Thursday's brief detainment of Prime Minister Ali Zidan has underlined the chaos currently wracking Libya. Analysts say that unless foreign powers offer the government help, the country could become "a failed state."
The seizure of Libyan Prime Minister Ali Zidan from a Tripoli hotel on Thursday morning (10.10.2013) has underlined the political chaos currently wracking the country. The action was swiftly condemned as an "abduction" by the Prosecutor General's office, but, according to news agency AFP, was carried out by a group called the Operations Cell of Libyan Revolutionaries - which is supposed to report to the defense and interior ministries.
Zidan was reportedly held at the Interior Ministry's anti-crime department, even though the prosecutor denied that there was an arrest warrant out for the prime minister, before being released later in the morning, Libya's official LANA news agency reported.

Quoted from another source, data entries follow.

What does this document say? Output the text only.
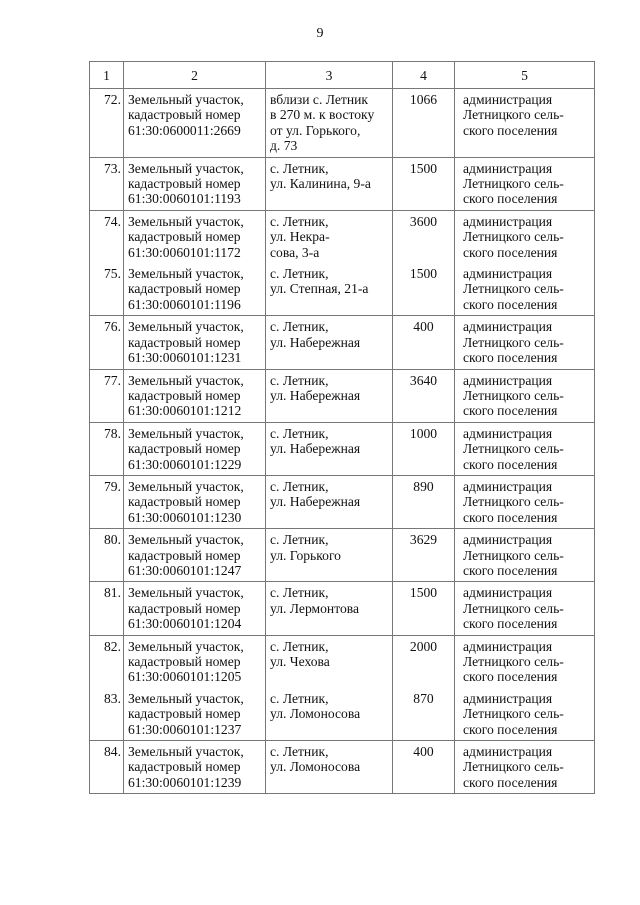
9
1	2	3	4	5
72.	Земельный участок,
кадастровый номер
61:30:0600011:2669	вблизи с. Летник
в 270 м. к востоку
от ул. Горького,
д. 73	1066	администрация
Летницкого сель-
ского поселения

73.	Земельный участок,
кадастровый номер
61:30:0060101:1193	с. Летник,
ул. Калинина, 9-а	1500	администрация
Летницкого сель-
ского поселения

74.	Земельный участок,
кадастровый номер
61:30:0060101:1172	с. Летник,
ул. Некра-
сова, 3-а	3600	администрация
Летницкого сель-
ского поселения

75.	Земельный участок,
кадастровый номер
61:30:0060101:1196	с. Летник,
ул. Степная, 21-а	1500	администрация
Летницкого сель-
ского поселения

76.	Земельный участок,
кадастровый номер
61:30:0060101:1231	с. Летник,
ул. Набережная	400	администрация
Летницкого сель-
ского поселения

77.	Земельный участок,
кадастровый номер
61:30:0060101:1212	с. Летник,
ул. Набережная	3640	администрация
Летницкого сель-
ского поселения

78.	Земельный участок,
кадастровый номер
61:30:0060101:1229	с. Летник,
ул. Набережная	1000	администрация
Летницкого сель-
ского поселения

79.	Земельный участок,
кадастровый номер
61:30:0060101:1230	с. Летник,
ул. Набережная	890	администрация
Летницкого сель-
ского поселения

80.	Земельный участок,
кадастровый номер
61:30:0060101:1247	с. Летник,
ул. Горького	3629	администрация
Летницкого сель-
ского поселения

81.	Земельный участок,
кадастровый номер
61:30:0060101:1204	с. Летник,
ул. Лермонтова	1500	администрация
Летницкого сель-
ского поселения

82.	Земельный участок,
кадастровый номер
61:30:0060101:1205	с. Летник,
ул. Чехова	2000	администрация
Летницкого сель-
ского поселения

83.	Земельный участок,
кадастровый номер
61:30:0060101:1237	с. Летник,
ул. Ломоносова	870	администрация
Летницкого сель-
ского поселения

84.	Земельный участок,
кадастровый номер
61:30:0060101:1239	с. Летник,
ул. Ломоносова	400	администрация
Летницкого сель-
ского поселения
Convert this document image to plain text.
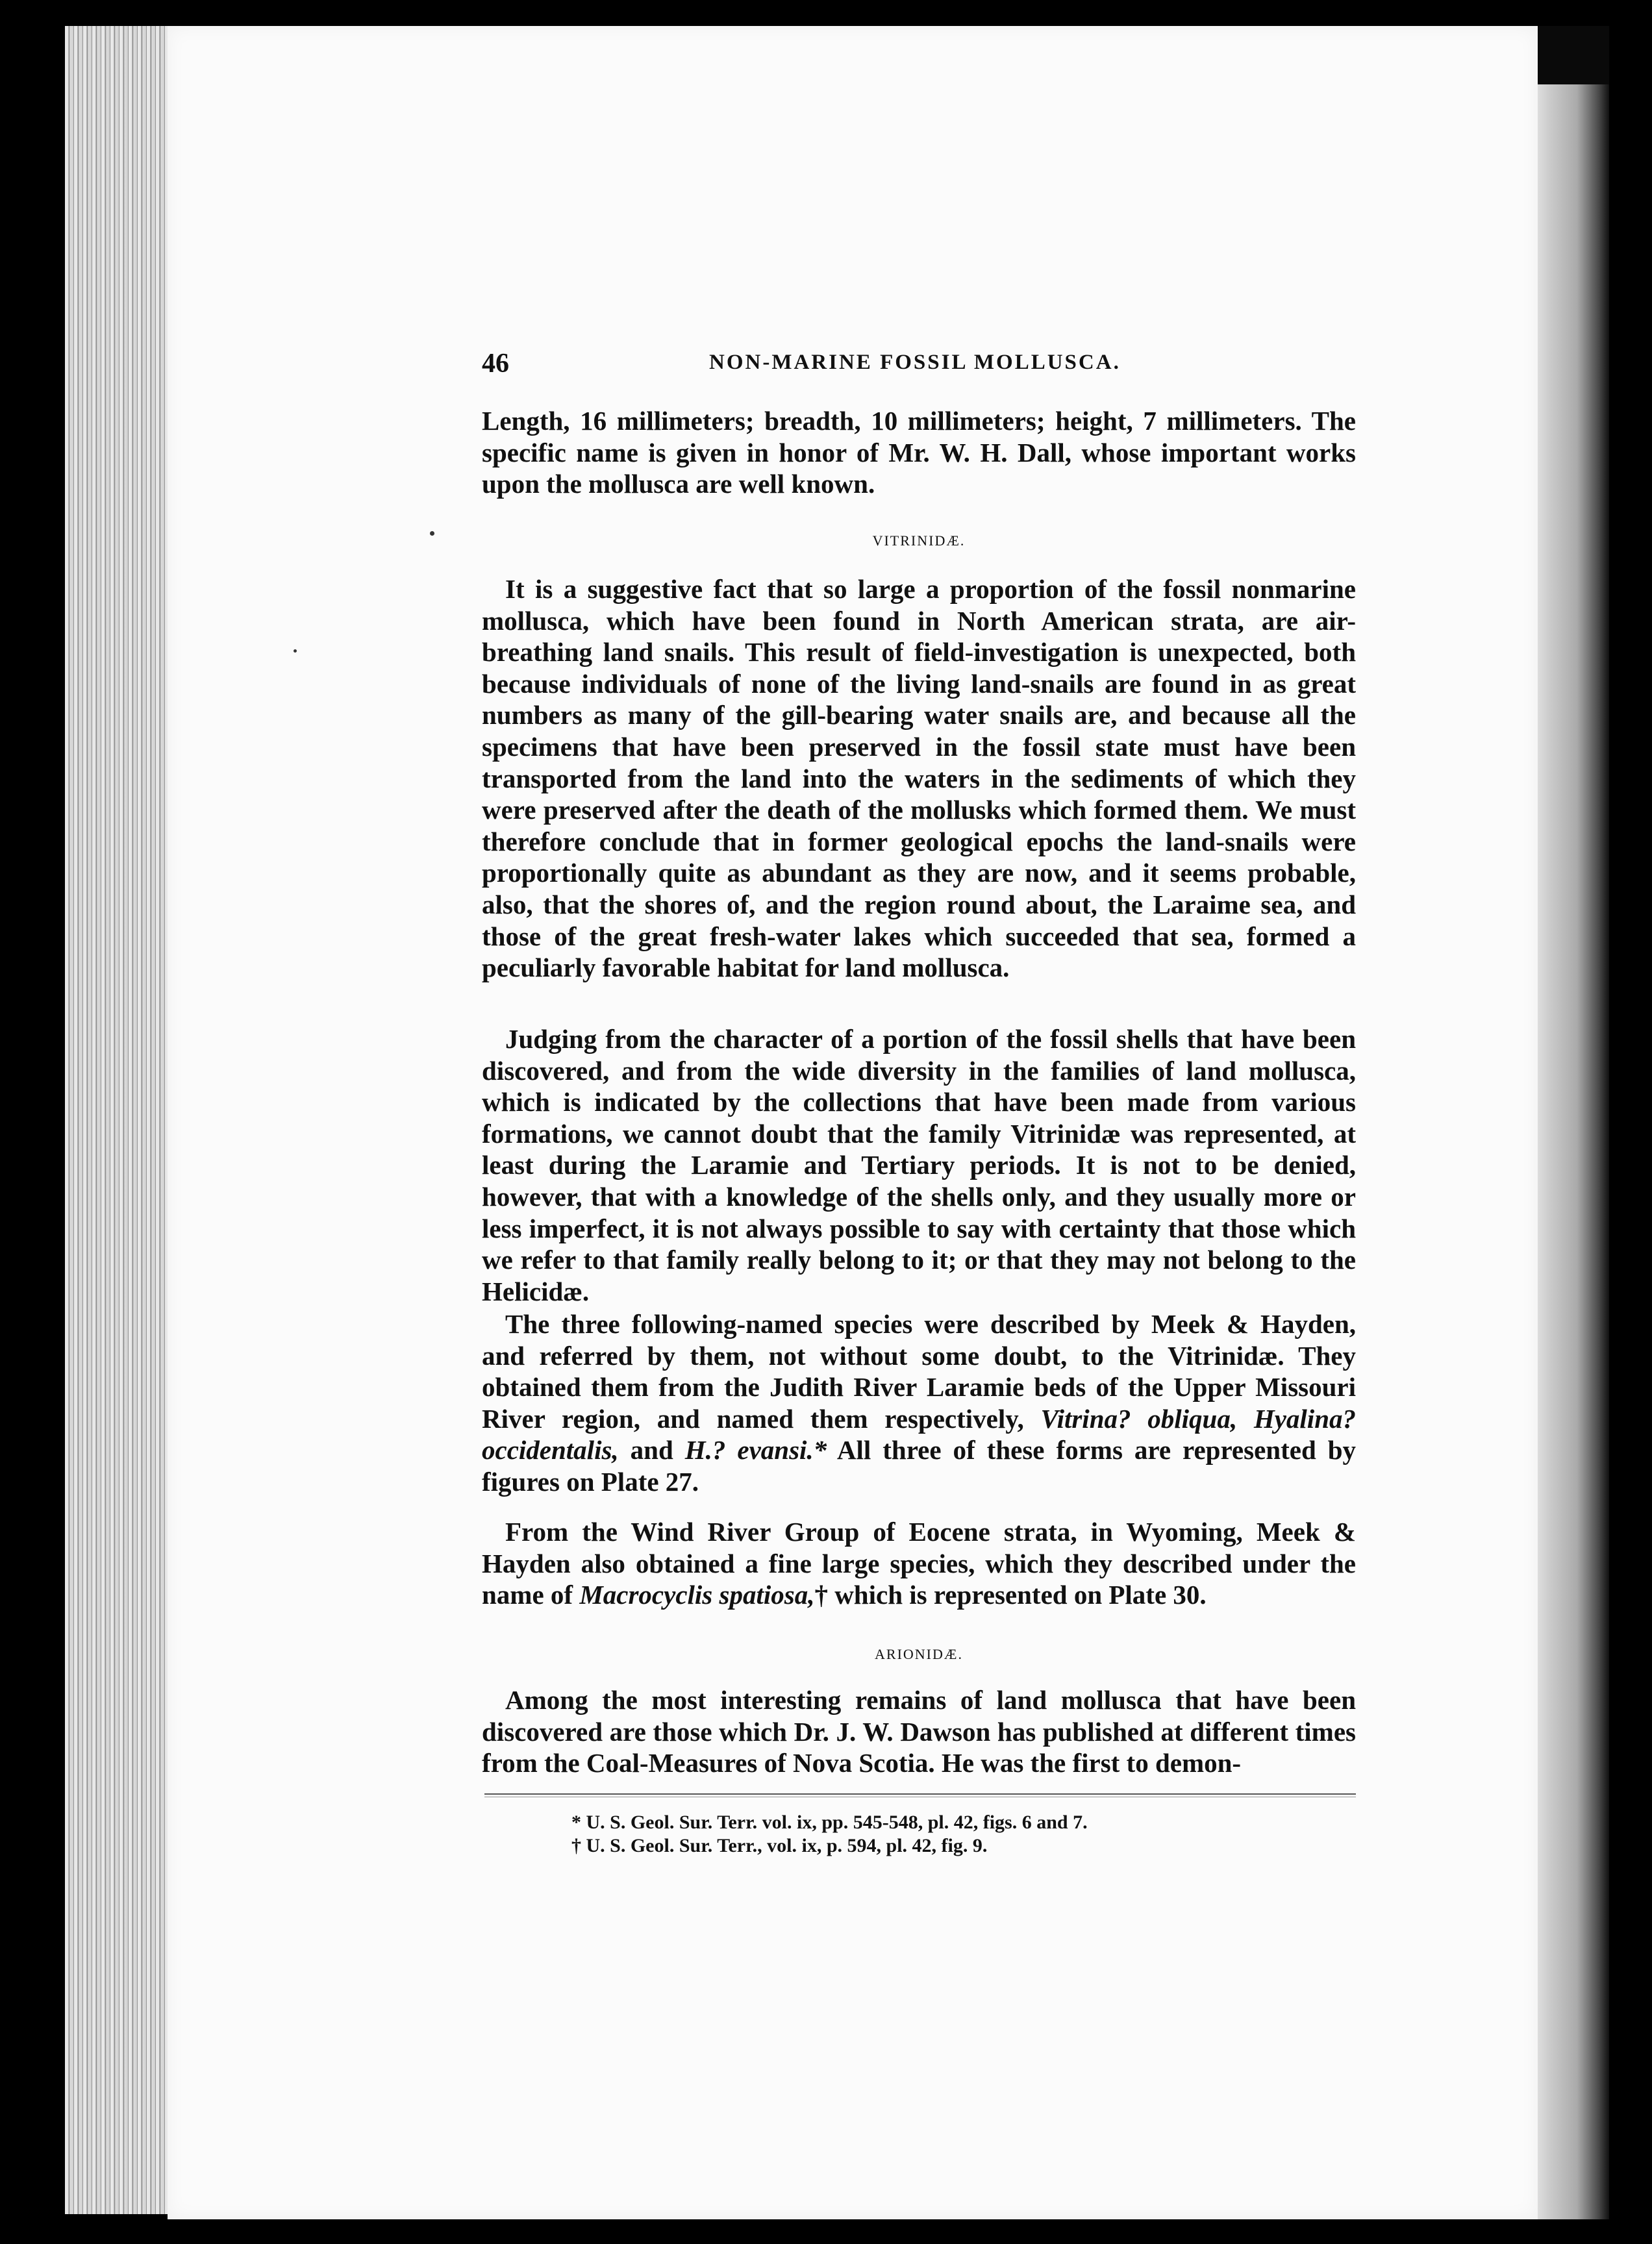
46	NON-MARINE FOSSIL MOLLUSCA.

Length, 16 millimeters; breadth, 10 millimeters; height, 7 millimeters. The specific name is given in honor of Mr. W. H. Dall, whose important works upon the mollusca are well known.

VITRINIDÆ.

It is a suggestive fact that so large a proportion of the fossil nonmarine mollusca, which have been found in North American strata, are air-breathing land snails. This result of field-investigation is unexpected, both because individuals of none of the living land-snails are found in as great numbers as many of the gill-bearing water snails are, and because all the specimens that have been preserved in the fossil state must have been transported from the land into the waters in the sediments of which they were preserved after the death of the mollusks which formed them. We must therefore conclude that in former geological epochs the land-snails were proportionally quite as abundant as they are now, and it seems probable, also, that the shores of, and the region round about, the Laraime sea, and those of the great fresh-water lakes which succeeded that sea, formed a peculiarly favorable habitat for land mollusca.

Judging from the character of a portion of the fossil shells that have been discovered, and from the wide diversity in the families of land mollusca, which is indicated by the collections that have been made from various formations, we cannot doubt that the family Vitrinidæ was represented, at least during the Laramie and Tertiary periods. It is not to be denied, however, that with a knowledge of the shells only, and they usually more or less imperfect, it is not always possible to say with certainty that those which we refer to that family really belong to it; or that they may not belong to the Helicidæ.

The three following-named species were described by Meek & Hayden, and referred by them, not without some doubt, to the Vitrinidæ. They obtained them from the Judith River Laramie beds of the Upper Missouri River region, and named them respectively, Vitrina? obliqua, Hyalina? occidentalis, and H.? evansi.* All three of these forms are represented by figures on Plate 27.

From the Wind River Group of Eocene strata, in Wyoming, Meek & Hayden also obtained a fine large species, which they described under the name of Macrocyclis spatiosa,† which is represented on Plate 30.

ARIONIDÆ.

Among the most interesting remains of land mollusca that have been discovered are those which Dr. J. W. Dawson has published at different times from the Coal-Measures of Nova Scotia. He was the first to demon-

* U. S. Geol. Sur. Terr. vol. ix, pp. 545-548, pl. 42, figs. 6 and 7.
† U. S. Geol. Sur. Terr., vol. ix, p. 594, pl. 42, fig. 9.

The move comes during a period of political turmoil in Libya, which was exacerbated by the capture of suspected al-Qaeda operative Nazih Abdul-Hamed al-Ruqai, alias Abu Anas al-Liby, by US special forces on Sunday (06.10.2013). Though many details are still unclear, it seems that Zidan's abduction is a direct reaction to the US raid.
As became obvious when Zidan appeared on the BBC's Newsnight show on Tuesday, the raid on Tripoli by US forces put him in an invidious position. Even as he insisted that "Libya does not surrender its sons," and that Libyan citizens should be tried in Libya, the prime minister called for foreign help to fight militant groups in the country.
Describing how Libya was being used as a base for gun-runners exploiting the country's long, porous borders, Zidan said, "The movement of these weapons endangers neighboring countries too, so there must be international co-operation to stop it."
Equally ambiguous was Zidan's insistence that relations between the US and Libya would not be harmed by the commando raid. "The US was very helpful to Libya during the revolution and the relations should not be affected by an incident, even if it is a serious one," he said at a press conference in Morocco on Tuesday.
"What he's asking for is what every weak government with militants on its soil wants," said Shashank Joshi, analyst at the Royal United Services Institute. "That is, international assistance without any of the domestic political cost or infringements. There is a similar dynamic in Pakistan - they want international help, but on their own terms. They want things like satellite intelligence, drone capabilities, which only America and Europe has."
No bargaining position
Libya's government is in a precarious situation. The leadership is wary of criticizing its most powerful ally, the United States, but is also desperate to placate section of its population, who believe the government tolerated or even colluded in the abduction of a Libyan citizen.
"We will focus on human and citizen rights and on the necessity that he gets a fair trial," Justice Minister Salah al-Marghani told reporters, having won assurances from the US ambassador that al-Liby was being treated humanely. "The government is putting higher national interests in mind."
Those higher national interests are dictated by the fact that armed militias, including Islamic extremists, each control specific areas of the country. In general, the security situation in Libya is close to catastrophic, said Charles Gurdon, director of the security and risk consultancy Menas Associates in the UK. There has there been a series of assassinations of army officers, thought to have been carried out by Islamist extremists and loyalists to former dictator Moammar Gadhafi. In addition, Gurdon pointed out, "The ports in the east are currently under blockade, so Libya is only exporting a fraction of the oil that it produces. And the government is having to bribe militias to open them up."
Zidan: unpopular technocrat
The government's weakness is also political. "The prime minister is very, very unpopular, particularly with the Islamist political groups," Gurdon told DW. "You have a largely technocratic government run by a technocratic prime minister. The parliament chose him, but he wasn't their first choice - he was a compromise candidate between the different factions. The trouble is there isn't anyone to take over. So it's a mess."
"The last thing Libyans want is foreign soldiers on the ground," he concluded. "At the same time, unless there is some sort of foreign help, Libya will become a sort of failed state."
Meanwhile, Zidan's call for international help couldn't have come at a worse time, with foreign military intervention deeply unpopular in both the US and Europe. Any mission would have to be limited. "Basically they need someone to train the national army to disarm the militias and those with connections to al-Qaeda," said Gurdon.
"There are police and army being trained by the British, by the Jordanians, and by others, but the training takes time. And at the moment the government is trying to disarm the militias by buying their arms from them - and of course they're taking the money and not handing over the weapons, or handing over some of the weapons. Even within the army there are members who are really more loyal to their own hometown and their specific leaders."
Lack of trust
The other problem for Western governments is which Libyans to trust. "There's evidence that the US government informed the Libyans about the raid in advance, but it's likely that they would have been afraid of telling more than a few people, or telling them too far in advance, for of leaks." Joshi told DW. "So there's a lack of trust with sensitive intelligence."
"In addition, no one trusts the Libyan justice system to hand over suspects," added Joshi. "It makes it difficult to provide the kind of assistance that Zidan wants. There will be help with border issues, but the list of areas of where Libya needs help is a very long one."